An energy shock in 2022 is a harbinger for potential investment market disappointment in 2026 as the Iran war grinds on, columnist Chris Duncan writes.
The escalating war in Iran has driven oil prices to the highest level since 2022. That was not a good year for investors. Are we set for a repeat in 2026?
A sustained burst of inflation is the big fear. Markets have already moved swiftly to price out interest rate cuts. The Bank of England, having been expected to lop 50 basis points off the bank rate this year, is now seen as more likely to hike.
The two-year gilt yield has reacted accordingly, surging to 4.10% from 3.52% pre-conflict. The 10-year gilt yield has raced to 4.79%, up almost 60 basis points.
The US has fared slightly better. The US Dollar Index – having spent much of the last 12 months weakening, to the chagrin of non-dollar investors in US assets – is now trading over 100, having notched two consecutive weekly gains. Its strength amid fading expectations for rate cuts helps explain why gold, among the safe havens that have disappointed this crisis, has been such a damp squib.
That’s not to say all US assets have escaped unscathed. Treasury bonds across the curve have sold off since the war broke out, albeit to less dramatic degrees than the UK. The equity market has been relatively resilient.
The S&P 500 has fallen around 3% during the crisis, a surprisingly muted reaction given the lack of visibility over the duration of the supply disruption, one of the largest in the history of the oil market.
Strong corporate earnings and a robust US economy are said to explain the sanguine response. Yet revised figures last week revealed that the US economy grew at an annualised rate of just 0.7% in the fourth quarter of 2025, half the initial estimate.
Yes, the US Government shutdown was a significant drag. But a strong rebound this quarter may be tempered by a slowdown in consumer spending, a trend unlikely to be helped by higher pump prices.
With stocks and bonds both down – and central banks facing the spectre of stagflation, their worst-case scenario – investors in balanced portfolios could again face a painful year.
In 2022, stocks and bonds famously moved in lockstep, with one key measure of correlation between those asset classes hitting 0.92 (with +1 indicating a perfect positive correlation). Today, that measure is even higher.[1]
How bad things get from here is contingent on how long the disruption persists. Iran’s Supreme Leader Mojtaba Khamenei says he wants to keep the Strait of Hormuz closed.
US strikes on military sites on Kharg Island, Iran’s vital oil export hub, have not eased tensions. Analysts at JPMorgan say a strike on Kharg’s oil sites “would immediately halt the bulk of Iran’s crude exports, likely triggering severe retaliation in the Strait of Hormuz or against regional energy infrastructure”.
If major damage is inflicted on that infrastructure, it will increase the duration of the spikes in oil and gas prices, resulting in higher global inflation.
The glass-half-full argument is that there are key differences between now and 2022. US interest rates were near zero in March that year, when US CPI was 8.6% (and Brent Crude traded above $125).
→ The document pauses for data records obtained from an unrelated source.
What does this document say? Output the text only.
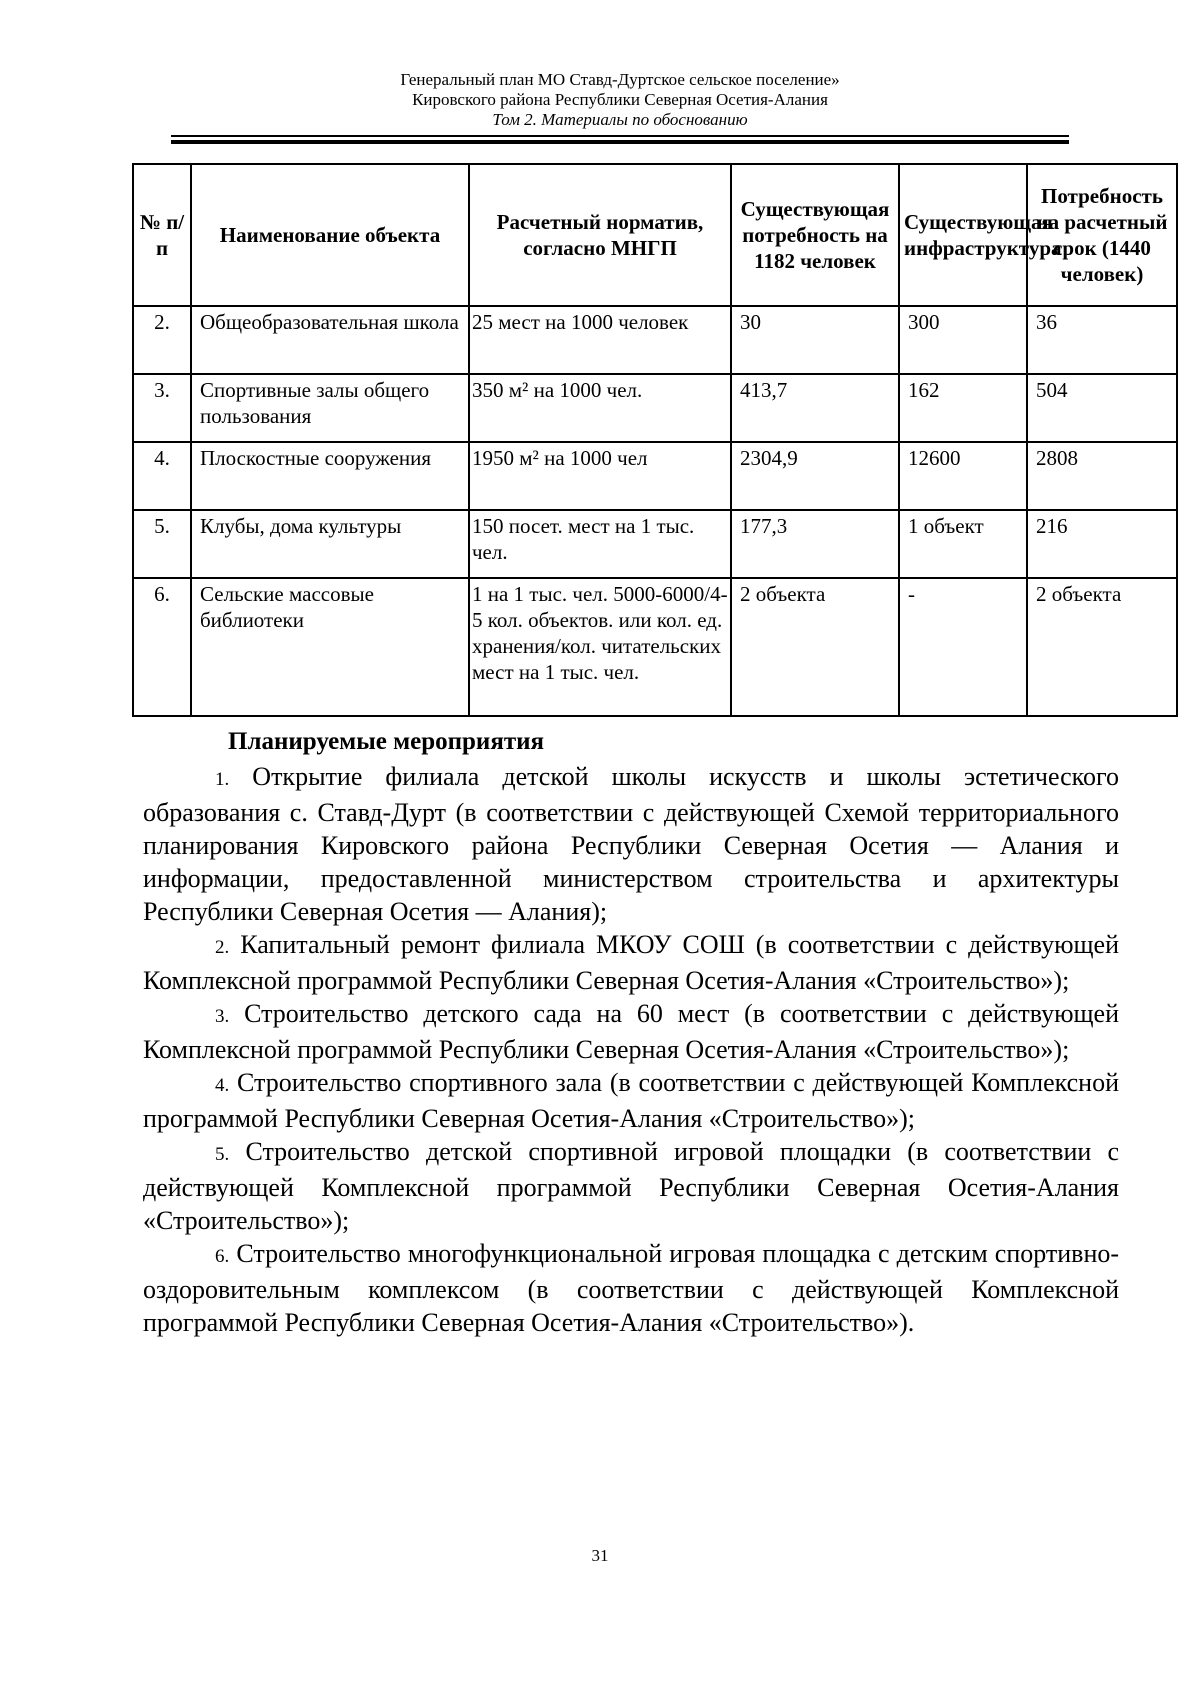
Генеральный план МО Ставд-Дуртское сельское поселение»
Кировского района Республики Северная Осетия-Алания
Том 2. Материалы по обоснованию
№ п/п	Наименование объекта	Расчетный норматив, согласно МНГП	Существующая потребность на 1182 человек	Существующая инфраструктура	Потребность на расчетный срок (1440 человек)
2.	Общеобразовательная школа	25 мест на 1000 человек	30	300	36
3.	Спортивные залы общего пользования	350 м² на 1000 чел.	413,7	162	504
4.	Плоскостные сооружения	1950 м² на 1000 чел	2304,9	12600	2808
5.	Клубы, дома культуры	150 посет. мест на 1 тыс. чел.	177,3	1 объект	216
6.	Сельские массовые библиотеки	1 на 1 тыс. чел. 5000-6000/4-5 кол. объектов. или кол. ед. хранения/кол. читательских мест на 1 тыс. чел.	2 объекта	-	2 объекта
Планируемые мероприятия
1. Открытие филиала детской школы искусств и школы эстетического образования с. Ставд-Дурт (в соответствии с действующей Схемой территориального планирования Кировского района Республики Северная Осетия — Алания и информации, предоставленной министерством строительства и архитектуры Республики Северная Осетия — Алания);
2. Капитальный ремонт филиала МКОУ СОШ (в соответствии с действующей Комплексной программой Республики Северная Осетия-Алания «Строительство»);
3. Строительство детского сада на 60 мест (в соответствии с действующей Комплексной программой Республики Северная Осетия-Алания «Строительство»);
4. Строительство спортивного зала (в соответствии с действующей Комплексной программой Республики Северная Осетия-Алания «Строительство»);
5. Строительство детской спортивной игровой площадки (в соответствии с действующей Комплексной программой Республики Северная Осетия-Алания «Строительство»);
6. Строительство многофункциональной игровая площадка с детским спортивно-оздоровительным комплексом (в соответствии с действующей Комплексной программой Республики Северная Осетия-Алания «Строительство»).
31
Today, the Fed’s policy rate is 3.5%-3.75% and US CPI is 2.4%. Though US markets have scrubbed out interest rate cuts – now not expected until late 2026 at the earliest – long-term inflation expectations remain sub-3%. Yields are far higher than they were in 2022. Covid, unlike then, is a distance memory.
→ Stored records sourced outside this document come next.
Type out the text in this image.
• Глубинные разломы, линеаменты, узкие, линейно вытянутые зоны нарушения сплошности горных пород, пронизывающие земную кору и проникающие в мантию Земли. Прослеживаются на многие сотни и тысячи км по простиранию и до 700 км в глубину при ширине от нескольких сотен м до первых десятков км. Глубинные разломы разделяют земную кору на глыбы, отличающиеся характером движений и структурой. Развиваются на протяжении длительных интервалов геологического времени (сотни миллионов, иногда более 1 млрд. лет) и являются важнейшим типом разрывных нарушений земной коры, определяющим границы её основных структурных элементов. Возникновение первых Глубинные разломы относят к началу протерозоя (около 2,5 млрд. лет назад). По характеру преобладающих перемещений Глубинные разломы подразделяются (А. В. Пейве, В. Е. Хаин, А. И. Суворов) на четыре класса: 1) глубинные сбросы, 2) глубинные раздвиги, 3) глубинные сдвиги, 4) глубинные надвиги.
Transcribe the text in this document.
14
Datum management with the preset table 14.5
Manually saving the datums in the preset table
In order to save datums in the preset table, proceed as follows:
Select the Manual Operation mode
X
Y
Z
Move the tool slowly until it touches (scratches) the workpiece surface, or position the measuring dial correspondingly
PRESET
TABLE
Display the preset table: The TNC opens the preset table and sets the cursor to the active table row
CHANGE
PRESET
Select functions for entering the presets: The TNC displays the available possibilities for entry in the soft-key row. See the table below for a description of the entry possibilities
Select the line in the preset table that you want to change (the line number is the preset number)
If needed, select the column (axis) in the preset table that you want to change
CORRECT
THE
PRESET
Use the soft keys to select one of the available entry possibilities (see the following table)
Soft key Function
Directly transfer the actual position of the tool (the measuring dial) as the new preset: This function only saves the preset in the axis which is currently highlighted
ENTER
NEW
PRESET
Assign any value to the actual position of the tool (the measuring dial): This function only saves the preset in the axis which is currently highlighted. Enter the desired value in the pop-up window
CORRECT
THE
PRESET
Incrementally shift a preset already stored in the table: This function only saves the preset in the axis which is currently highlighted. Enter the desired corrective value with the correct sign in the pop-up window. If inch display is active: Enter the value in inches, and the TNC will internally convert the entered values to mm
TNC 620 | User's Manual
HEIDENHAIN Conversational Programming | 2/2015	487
Even so, the conflict has disrupted some of the trades that had been working well earlier in the year. Many investors had positioned for a weaker dollar and stronger emerging markets. The dollar’s sudden rebound has complicated those bets, particularly as rising energy import costs place additional pressure on developing economies, now essentially unable to cut interest rates.
Meanwhile markets like South Korea, home to chip juggernauts Samsung and SK Hynix, have had wild rides, with the KOSPI plummeting 12% in one day in early March, its biggest drop in history.
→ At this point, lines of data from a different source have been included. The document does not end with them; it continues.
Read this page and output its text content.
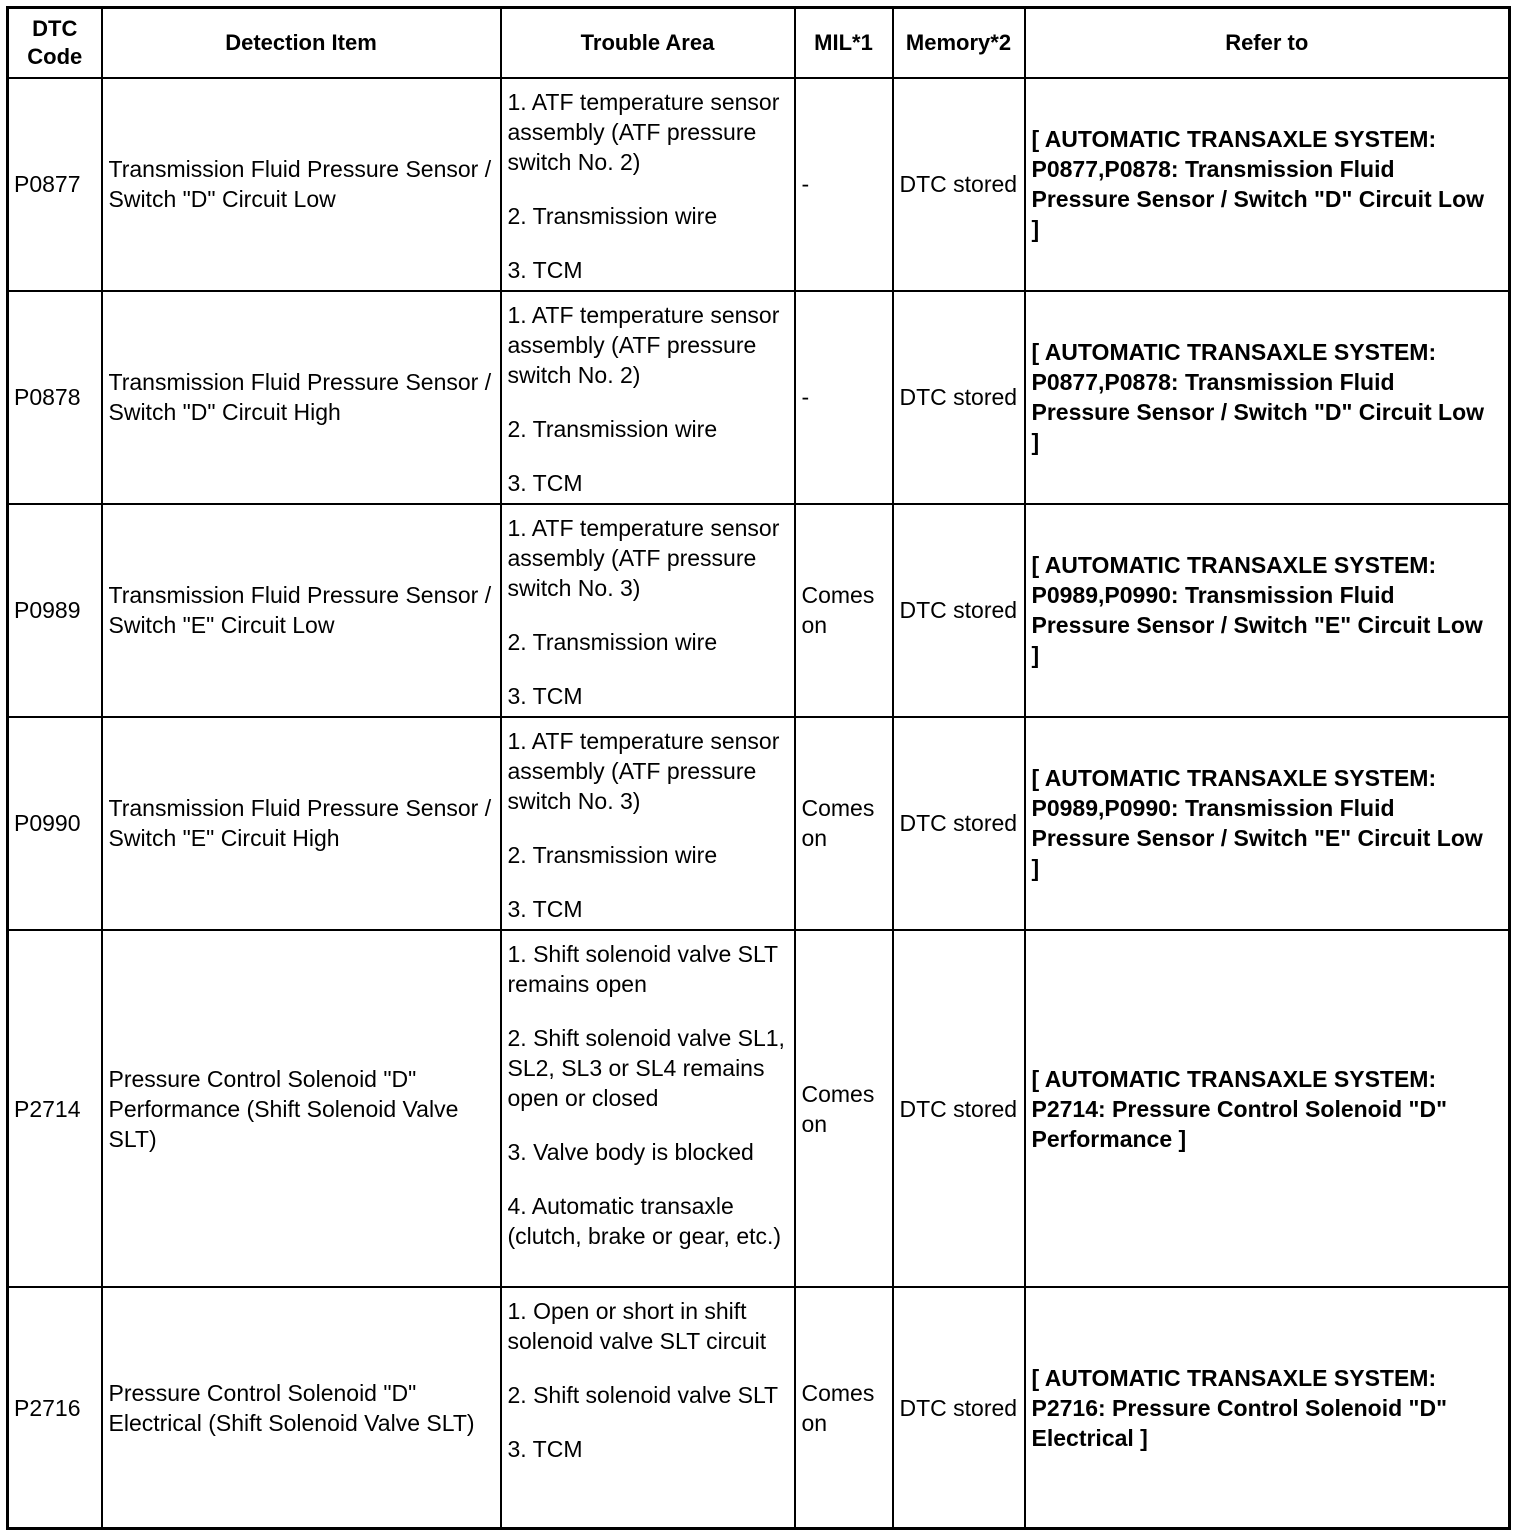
DTC Code	Detection Item	Trouble Area	MIL*1	Memory*2	Refer to
P0877	Transmission Fluid Pressure Sensor / Switch "D" Circuit Low	1. ATF temperature sensor assembly (ATF pressure switch No. 2)
2. Transmission wire
3. TCM	-	DTC stored	[ AUTOMATIC TRANSAXLE SYSTEM: P0877,P0878: Transmission Fluid Pressure Sensor / Switch "D" Circuit Low ]
P0878	Transmission Fluid Pressure Sensor / Switch "D" Circuit High	1. ATF temperature sensor assembly (ATF pressure switch No. 2)
2. Transmission wire
3. TCM	-	DTC stored	[ AUTOMATIC TRANSAXLE SYSTEM: P0877,P0878: Transmission Fluid Pressure Sensor / Switch "D" Circuit Low ]
P0989	Transmission Fluid Pressure Sensor / Switch "E" Circuit Low	1. ATF temperature sensor assembly (ATF pressure switch No. 3)
2. Transmission wire
3. TCM	Comes on	DTC stored	[ AUTOMATIC TRANSAXLE SYSTEM: P0989,P0990: Transmission Fluid Pressure Sensor / Switch "E" Circuit Low ]
P0990	Transmission Fluid Pressure Sensor / Switch "E" Circuit High	1. ATF temperature sensor assembly (ATF pressure switch No. 3)
2. Transmission wire
3. TCM	Comes on	DTC stored	[ AUTOMATIC TRANSAXLE SYSTEM: P0989,P0990: Transmission Fluid Pressure Sensor / Switch "E" Circuit Low ]
P2714	Pressure Control Solenoid "D" Performance (Shift Solenoid Valve SLT)	1. Shift solenoid valve SLT remains open
2. Shift solenoid valve SL1, SL2, SL3 or SL4 remains open or closed
3. Valve body is blocked
4. Automatic transaxle (clutch, brake or gear, etc.)	Comes on	DTC stored	[ AUTOMATIC TRANSAXLE SYSTEM: P2714: Pressure Control Solenoid "D" Performance ]
P2716	Pressure Control Solenoid "D" Electrical (Shift Solenoid Valve SLT)	1. Open or short in shift solenoid valve SLT circuit
2. Shift solenoid valve SLT
3. TCM	Comes on	DTC stored	[ AUTOMATIC TRANSAXLE SYSTEM: P2716: Pressure Control Solenoid "D" Electrical ]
It could get much worse. With traditional safe havens offering limited protection, strategists have floated an array of alternatives, ranging from Chinese equities to uranium.
Asset managers like Invesco argue investors should hedge risk by increasing exposure not only to oil and gas, but to other commodities transported through the Strait of Hormuz, like aluminium and grains. Yet portfolio managers with less flexible mandates say there is little they can do, beyond reducing risk and waiting for greater clarity.
Geopolitical shocks can quickly fade, and stock markets have delivered positive years after major conflicts.
But if energy prices spike higher or remain elevated for months rather than weeks, this crisis may again emphasise the lesson learned in 2022: higher inflation means traditional portfolio diversification offers less protection than investors expect.